|
From: Alvaro T. C. <al...@mi...> - 2012-12-05 18:56:00
|
My system was benched for reads and writes with Blosc[1]:
with pt.openFile(paths.braw(block), 'r') as handle:
pt.setBloscMaxThreads(1)
%timeit a = handle.root.raw.c042[:]
pt.setBloscMaxThreads(6)
%timeit a = handle.root.raw.c042[:]
pt.setBloscMaxThreads(11)
%timeit a = handle.root.raw.c042[:]
print handle.root.raw._v_attrs.FILTERS
print handle.root.raw.c042.__sizeof__()
print handle.root.raw.c042
gives
1 loops, best of 3: 483 ms per loop
1 loops, best of 3: 782 ms per loop
1 loops, best of 3: 663 ms per loop
Filters(complevel=5, complib='blosc', shuffle=True, fletcher32=False)
104
/raw/c042 (CArray(303390000,), shuffle, blosc(5)) ''
I can't understand what is going on, for the life of me.

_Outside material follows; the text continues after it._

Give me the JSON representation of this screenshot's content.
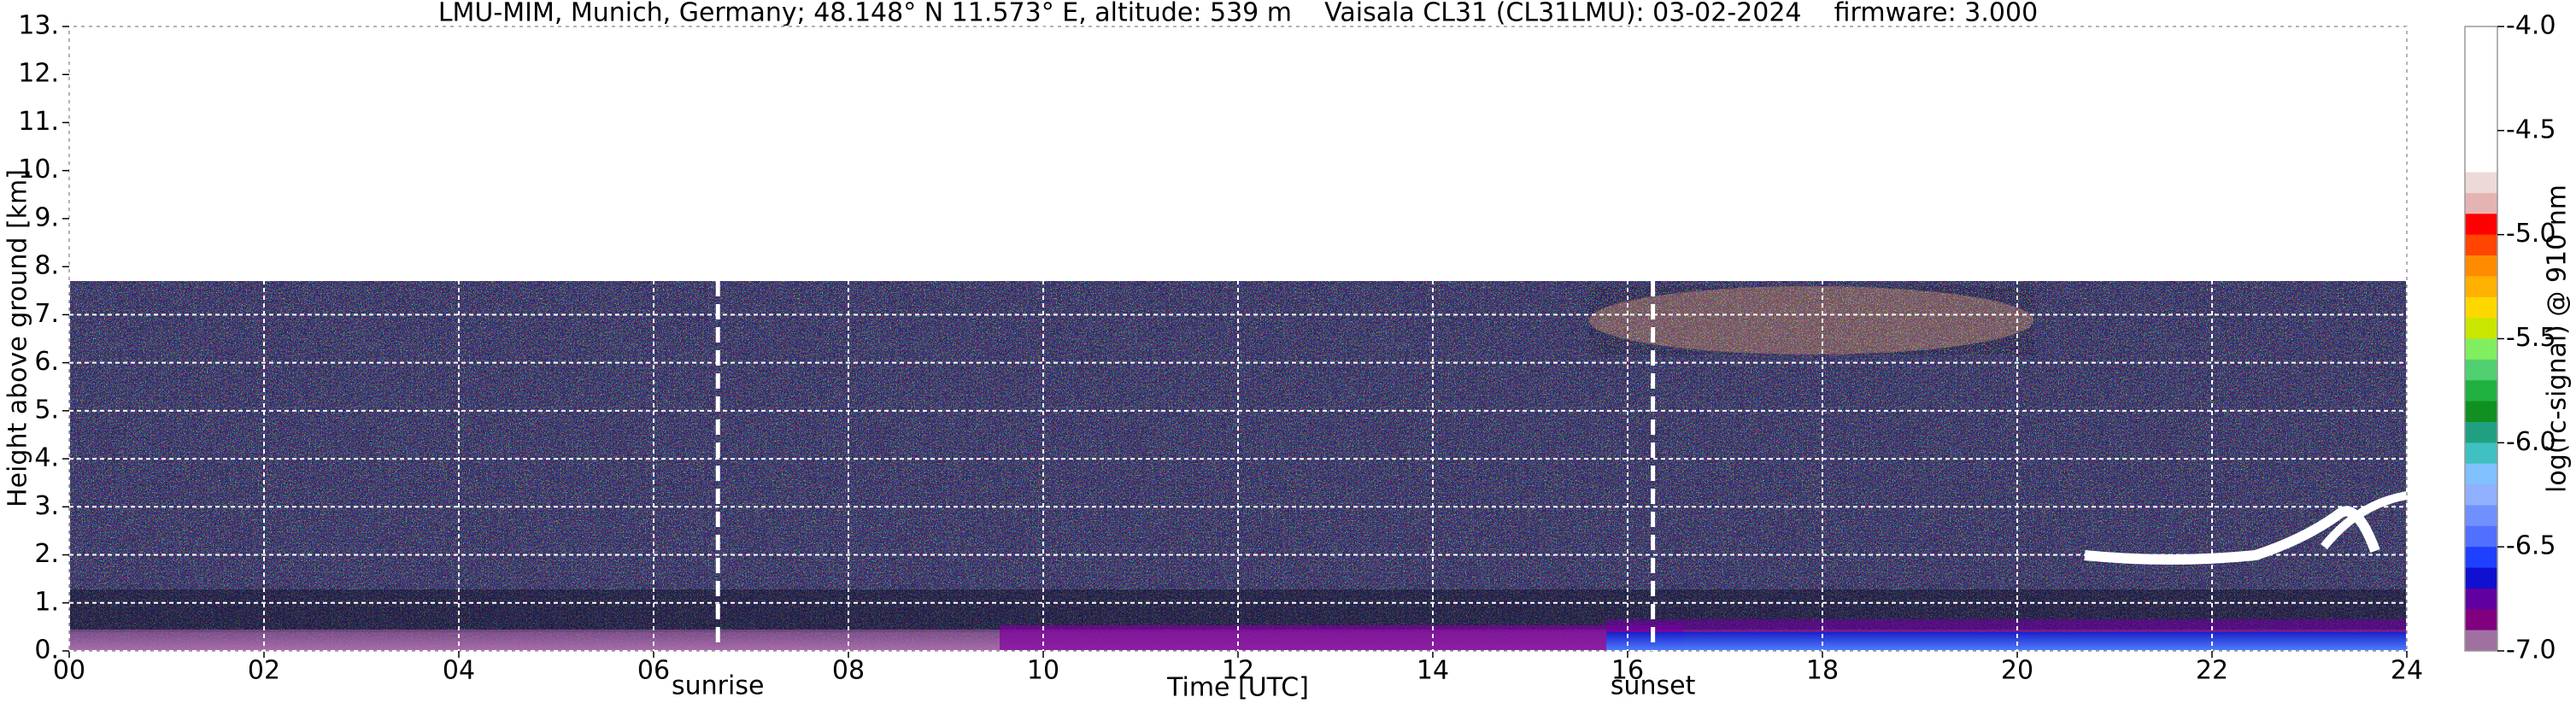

These datasets use
int16 atoms and at Blosc complevel=5 used to compress by a factor of about
2. Even for such low compression ratios there should be huge differences
between single- and multi-threaded reads.
Do you have any clue?
-á.
[1] http://blosc.pytables.org/trac/wiki/SyntheticBenchmarks (first two
plots)
|